Another way to get rid of unused indexes...
© Laurenz Albe 2018

Why should I get rid of unused indexes?

Everybody knows that a database index is a good thing because it can speed up SQL queries. But this does not come for free.

The disadvantages of indexes are:

  • Indexes use up space. It is not unusual for database indexes to use as much storage space as the data themselves. And the kind of reliable, fast storage you want for a database is not necessarily cheap.
    The space used up by indexes also increases the size and duration of physical backups.
  • Indexes slow down data modification. Whenever you INSERT into or DELETE from a table, all indexes have to be modified, in addition to the table itself (the “heap”).
    And it is much more expensive to modify the complicated data structure of an index than the heap itself, which has its name precisely because it is basically an unordered “pile” of data (and as everybody knows, maintaining order is more work than having a mess).
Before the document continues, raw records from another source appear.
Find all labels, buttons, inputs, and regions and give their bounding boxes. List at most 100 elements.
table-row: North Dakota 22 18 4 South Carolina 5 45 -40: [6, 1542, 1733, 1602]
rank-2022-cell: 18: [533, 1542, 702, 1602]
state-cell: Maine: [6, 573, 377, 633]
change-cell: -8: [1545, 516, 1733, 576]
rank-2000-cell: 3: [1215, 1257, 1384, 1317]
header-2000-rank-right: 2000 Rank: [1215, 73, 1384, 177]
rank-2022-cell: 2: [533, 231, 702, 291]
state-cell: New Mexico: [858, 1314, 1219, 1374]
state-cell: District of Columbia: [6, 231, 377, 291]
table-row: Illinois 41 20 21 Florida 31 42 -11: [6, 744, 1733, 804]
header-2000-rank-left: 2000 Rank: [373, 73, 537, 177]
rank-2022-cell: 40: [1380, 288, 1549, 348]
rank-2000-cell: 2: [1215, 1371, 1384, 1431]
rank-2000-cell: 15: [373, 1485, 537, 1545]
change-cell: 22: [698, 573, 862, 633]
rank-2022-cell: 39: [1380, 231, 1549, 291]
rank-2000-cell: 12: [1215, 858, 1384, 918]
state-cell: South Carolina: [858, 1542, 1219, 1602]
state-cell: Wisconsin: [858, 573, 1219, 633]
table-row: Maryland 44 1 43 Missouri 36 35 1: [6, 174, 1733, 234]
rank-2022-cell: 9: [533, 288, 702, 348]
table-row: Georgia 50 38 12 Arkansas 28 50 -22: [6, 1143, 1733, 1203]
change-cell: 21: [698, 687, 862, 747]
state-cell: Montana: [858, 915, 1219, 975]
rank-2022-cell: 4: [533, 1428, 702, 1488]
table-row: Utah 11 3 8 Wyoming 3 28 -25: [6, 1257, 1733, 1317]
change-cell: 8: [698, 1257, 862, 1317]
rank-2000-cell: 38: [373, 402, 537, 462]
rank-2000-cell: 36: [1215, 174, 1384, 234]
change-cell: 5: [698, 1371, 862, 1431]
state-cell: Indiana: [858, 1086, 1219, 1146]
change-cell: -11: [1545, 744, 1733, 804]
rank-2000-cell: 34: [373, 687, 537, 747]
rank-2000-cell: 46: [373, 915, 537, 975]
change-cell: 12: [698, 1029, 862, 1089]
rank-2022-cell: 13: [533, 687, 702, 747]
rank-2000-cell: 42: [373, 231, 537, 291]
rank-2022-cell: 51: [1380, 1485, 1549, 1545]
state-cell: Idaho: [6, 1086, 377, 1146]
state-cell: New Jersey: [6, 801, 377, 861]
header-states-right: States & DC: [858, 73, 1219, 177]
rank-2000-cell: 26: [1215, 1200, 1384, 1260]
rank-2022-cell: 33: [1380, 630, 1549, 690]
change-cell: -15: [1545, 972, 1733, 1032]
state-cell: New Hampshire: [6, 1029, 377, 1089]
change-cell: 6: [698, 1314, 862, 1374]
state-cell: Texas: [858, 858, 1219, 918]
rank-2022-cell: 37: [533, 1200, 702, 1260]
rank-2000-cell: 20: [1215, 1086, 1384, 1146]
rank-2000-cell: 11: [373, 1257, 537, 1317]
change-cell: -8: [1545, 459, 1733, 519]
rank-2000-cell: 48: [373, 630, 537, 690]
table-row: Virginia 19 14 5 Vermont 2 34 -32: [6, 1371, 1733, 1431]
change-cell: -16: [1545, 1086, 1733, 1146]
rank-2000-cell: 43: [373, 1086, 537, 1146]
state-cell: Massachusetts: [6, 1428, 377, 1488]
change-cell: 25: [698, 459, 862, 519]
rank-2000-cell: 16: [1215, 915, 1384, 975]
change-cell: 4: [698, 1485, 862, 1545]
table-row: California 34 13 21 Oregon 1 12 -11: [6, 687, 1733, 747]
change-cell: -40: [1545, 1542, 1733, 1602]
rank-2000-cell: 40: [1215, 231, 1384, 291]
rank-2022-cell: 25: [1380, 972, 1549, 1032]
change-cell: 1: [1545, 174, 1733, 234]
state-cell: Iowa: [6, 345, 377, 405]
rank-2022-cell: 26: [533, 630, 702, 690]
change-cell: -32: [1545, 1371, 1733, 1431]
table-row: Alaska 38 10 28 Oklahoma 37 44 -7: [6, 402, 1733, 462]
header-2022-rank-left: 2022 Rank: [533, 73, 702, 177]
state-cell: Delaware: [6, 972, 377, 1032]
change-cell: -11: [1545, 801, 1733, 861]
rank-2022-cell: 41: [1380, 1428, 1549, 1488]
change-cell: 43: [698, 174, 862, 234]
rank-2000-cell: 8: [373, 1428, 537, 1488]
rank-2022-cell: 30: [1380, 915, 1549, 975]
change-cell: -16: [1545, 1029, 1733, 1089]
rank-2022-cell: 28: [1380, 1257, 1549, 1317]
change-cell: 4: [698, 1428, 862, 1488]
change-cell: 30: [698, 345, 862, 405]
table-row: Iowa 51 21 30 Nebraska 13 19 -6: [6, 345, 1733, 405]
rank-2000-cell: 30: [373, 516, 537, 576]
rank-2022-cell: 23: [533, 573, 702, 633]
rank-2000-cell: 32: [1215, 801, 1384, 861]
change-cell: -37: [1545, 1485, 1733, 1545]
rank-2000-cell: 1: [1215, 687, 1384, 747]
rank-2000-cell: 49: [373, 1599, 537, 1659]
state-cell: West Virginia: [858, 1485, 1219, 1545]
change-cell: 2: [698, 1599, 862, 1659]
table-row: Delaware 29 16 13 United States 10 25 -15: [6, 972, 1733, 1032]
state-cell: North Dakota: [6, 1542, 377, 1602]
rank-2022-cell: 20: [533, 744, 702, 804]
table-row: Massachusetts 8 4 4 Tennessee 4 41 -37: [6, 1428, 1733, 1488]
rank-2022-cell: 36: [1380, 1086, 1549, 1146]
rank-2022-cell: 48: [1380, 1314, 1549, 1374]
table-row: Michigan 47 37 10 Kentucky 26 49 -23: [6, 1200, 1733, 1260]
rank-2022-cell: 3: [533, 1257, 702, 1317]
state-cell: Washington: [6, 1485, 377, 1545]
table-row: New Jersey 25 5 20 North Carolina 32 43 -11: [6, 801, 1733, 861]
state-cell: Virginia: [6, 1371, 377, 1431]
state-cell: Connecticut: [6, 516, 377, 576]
Modifying an indexed table can easily be an order of magnitude more expensive than modifying an unindexed table.
  • Indexes prevent HOT updates. Because of the architecture of PostgreSQL, every UPDATE causes a new row version (“tuple”) to be written, and that causes a new entry in every index on the table.
    This behavior has been dubbed “write amplification” and has drawn a lot of fire. This undesirable effect can be avoided if a) the new tuple fits into the same table block as the old one and b) no indexed row is modified. Then PostgreSQL creates the new tuple as a “Heap Only Tuple” (hence HOT), which is much more efficient and also reduces the work VACUUM has to do.

The many uses of indexes

Now we know that we don’t want unnecessary indexes. The problem is that indexes serve so many purposes that it is difficult to determine if a certain index is needed or not.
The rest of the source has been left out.